Cyprien avait déjà la main sur le bouton de la porte pour quitter cette salle dans laquelle il étouffait.

« Sans rancune au moins ! lui cria Mr Watkins. Je ne vous en veux pas du tout, monsieur Méré, et je serai toujours bien aise de vous voir, comme locataire et comme ami !... Et tenez, nous attendons justement quelques personnes à dîner ce soir !... Si vous voulez être des nôtres ?...

– Non, merci, monsieur ! répondit froidement Cyprien. J’ai ma correspondance à terminer pour l’heure de la poste. »

Et il s’en alla.

« Renversants, ces Français... renversants ! » répétait Mr Watkins en rallumant sa pipe à un bout de corde goudronnée en combustion, qui était toujours à portée de sa main.

Et il se versa un grand verre de gin.

 

2

Aux Champs des Diamants

Ce qui humiliait le plus profondément le jeune ingénieur dans la réponse que venait de lui faire Mr Watkins, c’est qu’il ne pouvait s’empêcher d’y démêler, sous la rudesse excessive de la forme, un grand fonds de raison. Il s’étonnait même, en y réfléchissant, de n’avoir pas aperçu de lui-même les objections que le fermier pourrait lui opposer et de s’être risqué à une telle rebuffade.

Mais le fait est qu’il n’avait jamais songé, jusqu’à ce moment, à la distance que la différence de fortune, de race, d’éducation, de milieu, mettait entre la jeune fille et lui. Habitué, depuis cinq ou six ans déjà, à considérer les minéraux à un point de vue purement scientifique, les diamants n’étaient, à ses yeux, que de simples échantillons de carbone, bons à figurer au musée de l’École des mines. En outre, comme il menait en France une existence beaucoup plus relevée socialement que celle des Watkins, il avait complètement perdu de vue la valeur marchande du riche placer possédé par le fermier. Il ne lui était donc pas un instant venu à la pensée qu’il pût y avoir disproportion entre la fille du propriétaire de Vandergaart-Kopje et un ingénieur français. Si même cette question s’était dressée devant son esprit, il est probable que, dans ses idées de Parisien et d’ancien élève de l’École polytechnique, il se serait cru plutôt sur la limite de ce qu’on est convenu d’appeler une « mésalliance. »

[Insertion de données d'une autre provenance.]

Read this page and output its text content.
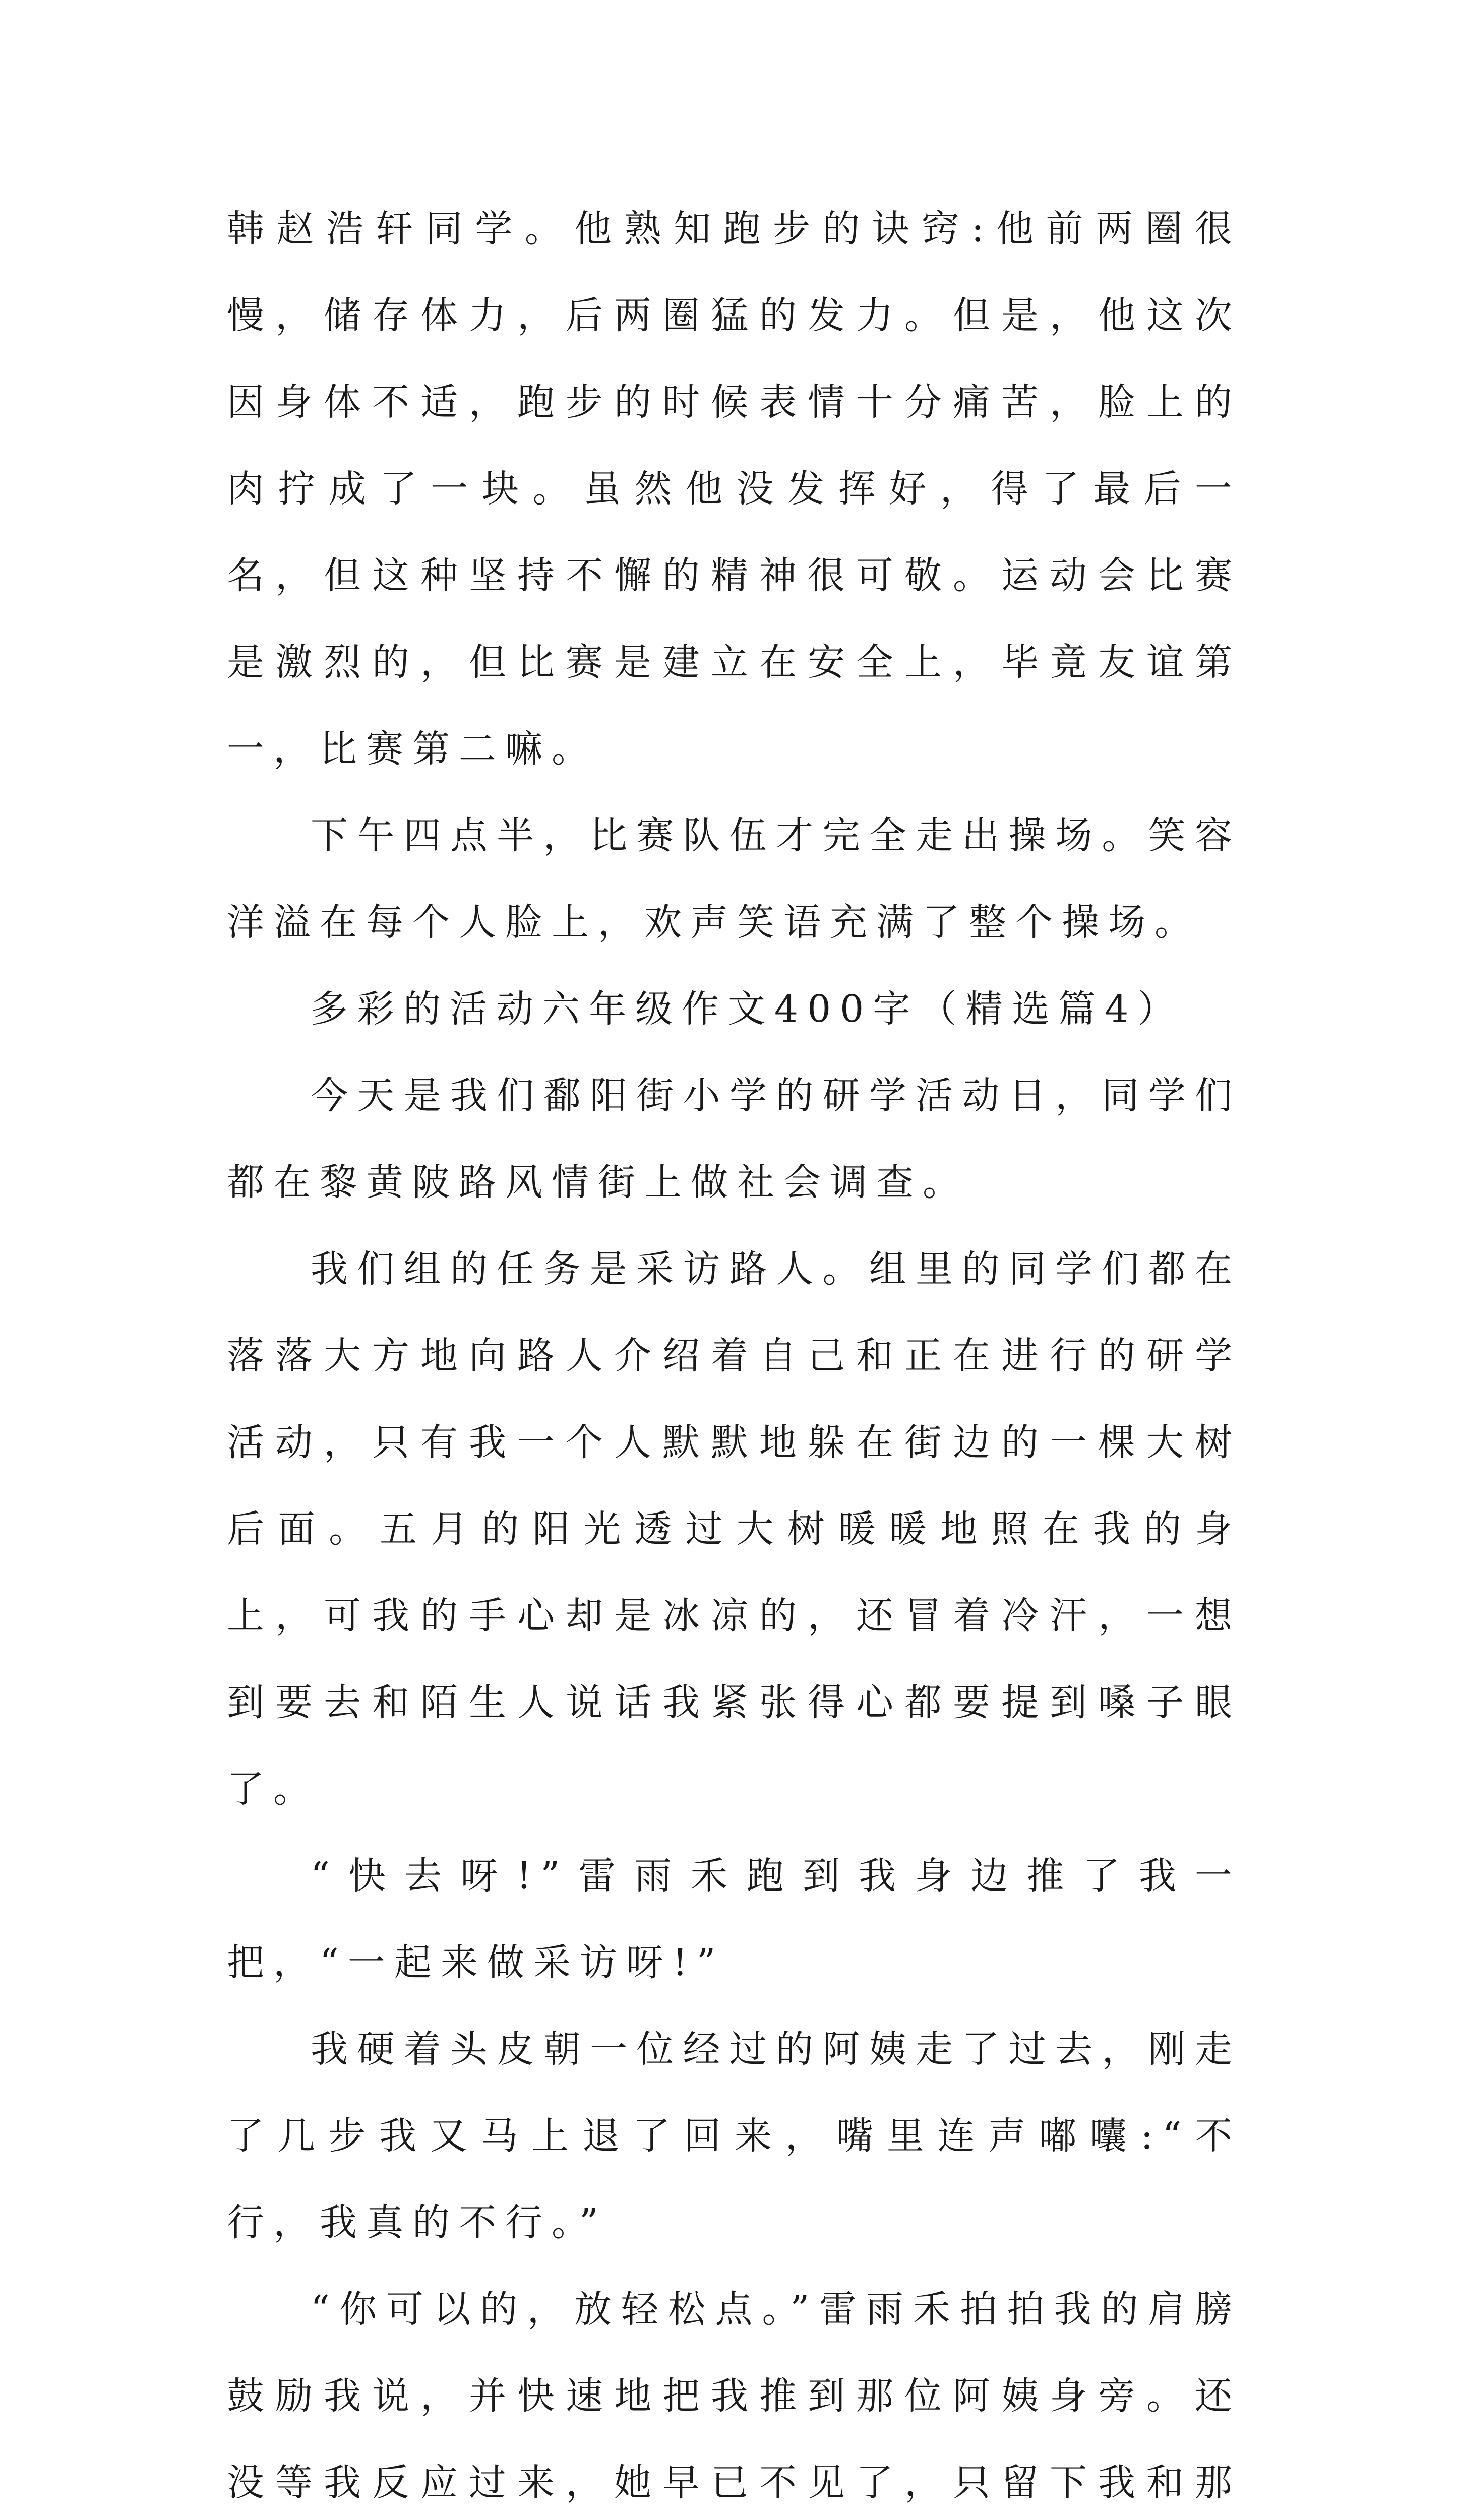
韩赵浩轩同学。他熟知跑步的诀窍:他前两圈很慢，储存体力，后两圈猛的发力。但是，他这次因身体不适，跑步的时候表情十分痛苦，脸上的肉拧成了一块。虽然他没发挥好，得了最后一名，但这种坚持不懈的精神很可敬。运动会比赛是激烈的，但比赛是建立在安全上，毕竟友谊第一，比赛第二嘛。

下午四点半，比赛队伍才完全走出操场。笑容洋溢在每个人脸上，欢声笑语充满了整个操场。

多彩的活动六年级作文400字（精选篇4）

今天是我们鄱阳街小学的研学活动日，同学们都在黎黄陂路风情街上做社会调查。

我们组的任务是采访路人。组里的同学们都在落落大方地向路人介绍着自己和正在进行的研学活动，只有我一个人默默地躲在街边的一棵大树后面。五月的阳光透过大树暖暖地照在我的身上，可我的手心却是冰凉的，还冒着冷汗，一想到要去和陌生人说话我紧张得心都要提到嗓子眼了。

“快去呀!”雷雨禾跑到我身边推了我一把，“一起来做采访呀!”

我硬着头皮朝一位经过的阿姨走了过去，刚走了几步我又马上退了回来，嘴里连声嘟囔:“不行，我真的不行。”

“你可以的，放轻松点。”雷雨禾拍拍我的肩膀鼓励我说，并快速地把我推到那位阿姨身旁。还没等我反应过来，她早已不见了，只留下我和那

La verte semonce de Mr Watkins était un douloureux réveil de ces illusions. Cyprien avait trop de bon sens pour ne pas en apprécier les raisons solides, et trop d’honnêteté pour s’irriter d’une sentence qu’il reconnaissait juste au fond.

Mais le coup n’en était pas moins pénible, et maintenant qu’il lui fallait renoncer à Alice, il s’apercevait tout à coup combien elle lui était devenue chère en moins de trois mois.

Il n’y avait que trois mois, en effet, que Cyprien Méré la connaissait, c’est-à-dire depuis son arrivée en Griqualand.

Que tout cela semblait loin déjà ! Il se voyait atteignant, par une terrible journée de chaleur et de poussière, au terme de son long voyage d’un hémisphère à l’autre.

Débarqué avec son ami Pharamond Barthès – un ancien camarade de collège qui venait pour la troisième fois chasser pour son plaisir dans l’Afrique australe – Cyprien s’était séparé de lui au Cap. Pharamond Barthès était parti pour le pays des Bassoutos, où il comptait recruter le petit corps de guerriers nègres, dont il devait se faire escorter pendant ses expéditions cynégétiques. Cyprien, lui, avait pris place dans le lourd wagon à quatorze chevaux, qui sert de diligence sur les routes du Veld, et il s’était mis en route pour le Champ des Diamants.

Cinq ou six grandes caisses – un véritable laboratoire de chimie et de minéralogie dont il aurait bien voulu ne pas se séparer – formaient le matériel du jeune savant. Mais le coche n’admet que cinquante kilogrammes de bagages par voyageur, et force avait été de confier ces précieuses caisses à une charrette à bœufs, qui devait les amener en Griqualand avec une lenteur toute mérovingienne.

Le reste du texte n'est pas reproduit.